虎衛軍號稱幽州軍第一王牌,隨劉毅轉戰南北,張合主軍之後戰力裝備都在不斷增強,那心氣可不是一般的高,區區一些流寇哪裡能被這些驕兵悍將看在眼中?不過嘛蒼蠅也是肉,總是一次實戰機會,好過天天在營地之中無聊,當然都不會放過,他們也有很久沒見過流寇了。

“停停停,都吵什麼?看你們那點出息,不久兩千流寇嗎?交給你了秦虎,正好練習一下突擊戰術,要不要我再給你派後應?”看見一眾麾下滿麵興奮的在那裡爭奪,張合一擺手不以為意的到,兩千流寇真得沒有讓他放在眼裡的資格,不過對輕甲騎兵而言卻是一次很好的鍛煉機會。

“諾,絕不用後援,要是連流寇都對付不了聽憑將軍處置。”秦虎一聽立刻來勁了,並州軍為什麼是天下勁旅?看看這些軍官的好戰就可見一般,這還是流寇,上次打西涼鐵騎為了主攻之事營中都吵開鍋了,張合對此也不阻攔,其實劉毅麵前也是一樣,級彆提升了而已。

“看把你能得,不要後援?那要萬一流寇是西涼鐵騎偽裝的怎麼辦?”張合麵色一沉言道,身為戰將求戰心切不假,但臨戰一定要謹慎。

“將軍放心,到了戰陣之上他們就瞞不過我軍了,再說就是兩千西涼鐵騎憑我軍現在的實力也不怕,上次沒有全力以赴罷了。”秦虎不慌不忙的言道,一席話也說的同袍連連點頭,前番與徐榮會戰虎衛軍的確沒有拿出全部的力量相拚,當然敵軍方麵亦是有所控製的。

“這還差不多,去吧!給你兩個時辰,儘量抓活的,咱們民夫隊要人。”張合聞言這才滿意的點了點頭,真的胸有成竹便是上司強壓也敢硬頂,軍人就應該有這樣的氣質和膽量,也更要有與之相應的能力。
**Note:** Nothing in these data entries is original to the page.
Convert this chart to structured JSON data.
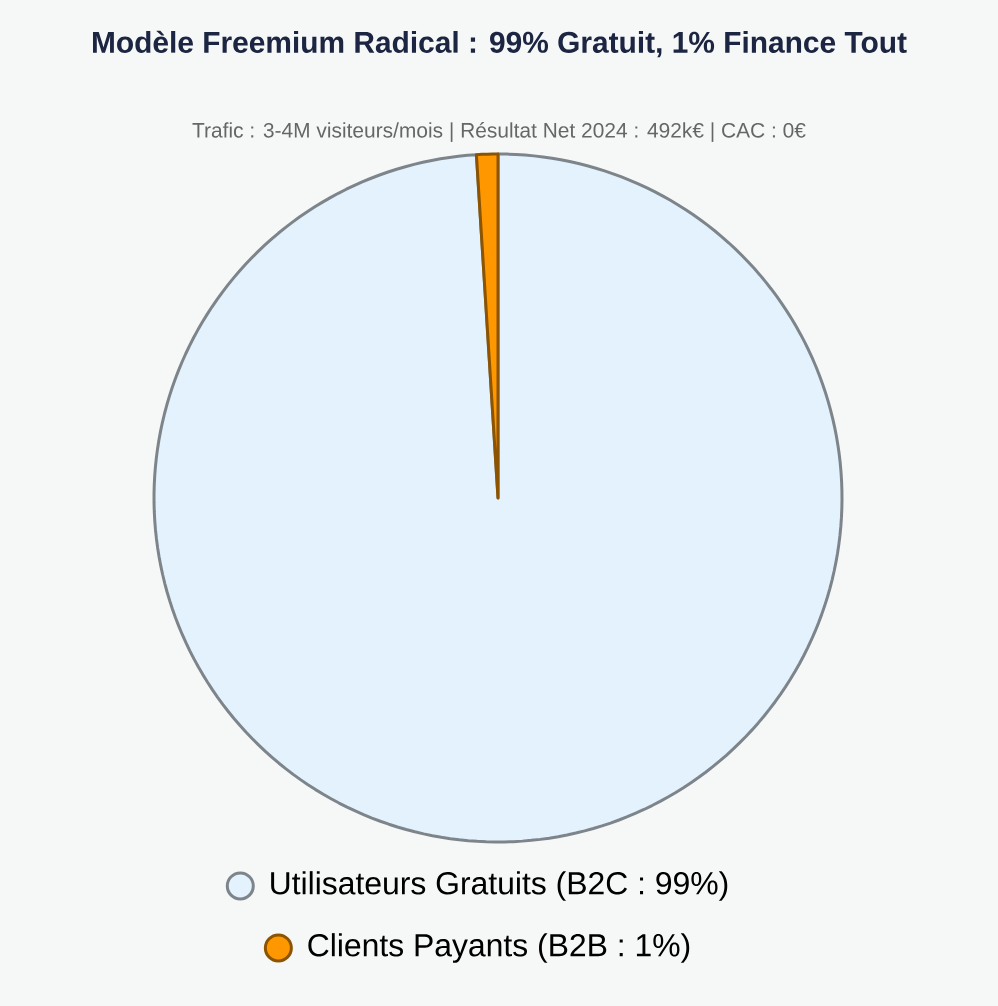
{
  "chart_data": {
    "type": "pie",
    "title": "Modèle Freemium Radical : 99% Gratuit, 1% Finance Tout",
    "subtitle": "Trafic : 3-4M visiteurs/mois | Résultat Net 2024 : 492k€ | CAC : 0€",
    "categories": [
      "Utilisateurs Gratuits (B2C : 99%)",
      "Clients Payants (B2B : 1%)"
    ],
    "values": [
      99,
      1
    ],
    "colors": [
      "#e3f2fd",
      "#ff9800"
    ],
    "legend": "bottom"
  }
}
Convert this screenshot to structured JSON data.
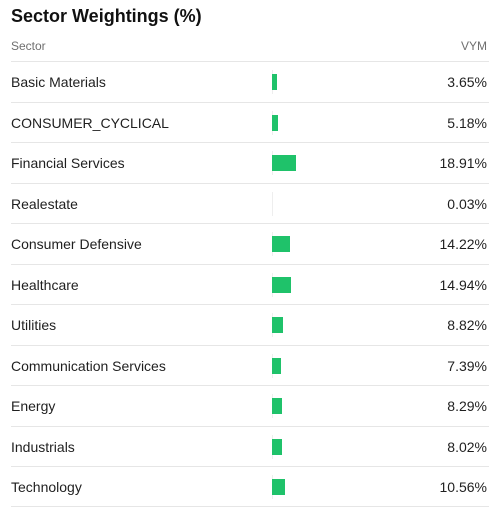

“諾,一定抓活的。”秦虎很是興奮的應道,張合之言無疑給他此戰增加了難度,活捉可不必擊殺!不過在秦虎看來後者才能更顯出自己的手段,否則怎能讓一眾同袍心服?說是民夫隊其實所有人都知道那便是預備隊,戰時可以及時補充,不過不在正式編製罷了,軍餉可也不會少。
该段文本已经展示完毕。